Microsoft bestätigt eine neue Sicherheitslücke im Internet Explorer, die bei den Betriebssystemen Windows 2000, XP sowie Windows Server 2003 das Einschleusen von Schadcode ermöglicht. Allerdings lässt sich dieses Leck nicht ohne Zutun des Anwenders ausnutzen.
F1-Taste öffnet Lücke
Die Schwachstelle beruhe auf der Interaktion zwischen VBScript im Internet Explorer und Windows Hilfe-Dateien. Wenn eine manipulierte Website den User über eine entsprechend gestaltete Dialogbox dazu bringt, über die F1-Taste die Windows-Hilfe aufzurufen, kann beliebiger Programmcode ausgeführt werden.

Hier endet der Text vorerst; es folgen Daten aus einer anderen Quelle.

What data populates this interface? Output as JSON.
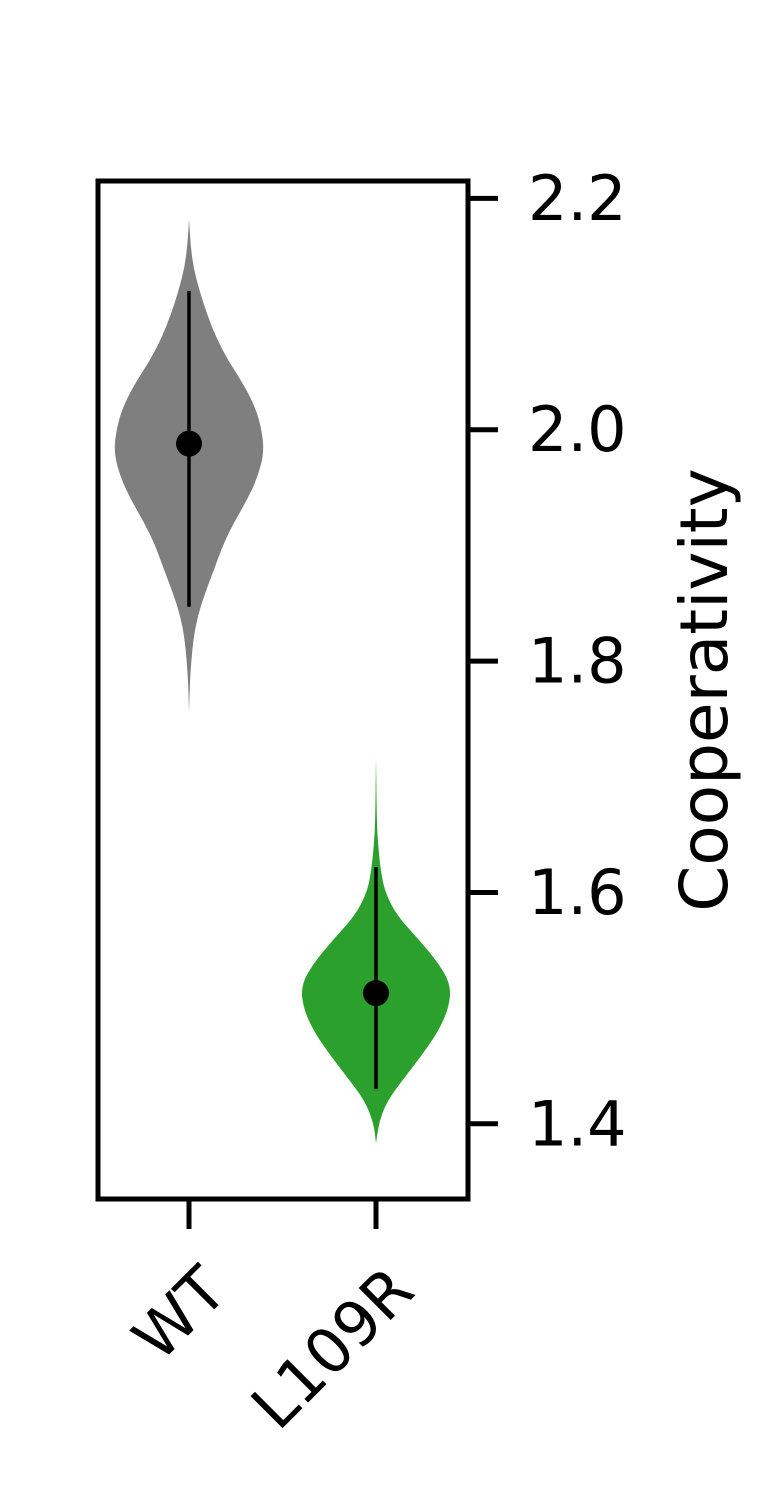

Bislang werde diese Lücke laut Microsoft Sicherheitshinweis noch nicht aktiv ausgenutzt. Außerdem hätte sich gezeigt, dass Windows 7, Windows Server 2008 oder Vista von dem Problem nicht betroffen seien.
Noch kein Patch verfügbar
Microsoft arbeitet nach eigenen Angaben intensiv an einer Lösung und werde gegebenfalls ein Sicherheits-Update außer der Reihe veröffentlichen. Derweil sollten Nutzer der gefährdeten Systeme auf unbekannten Seite nicht die F1-Taste betätigen oder Active Scripting deaktivieren.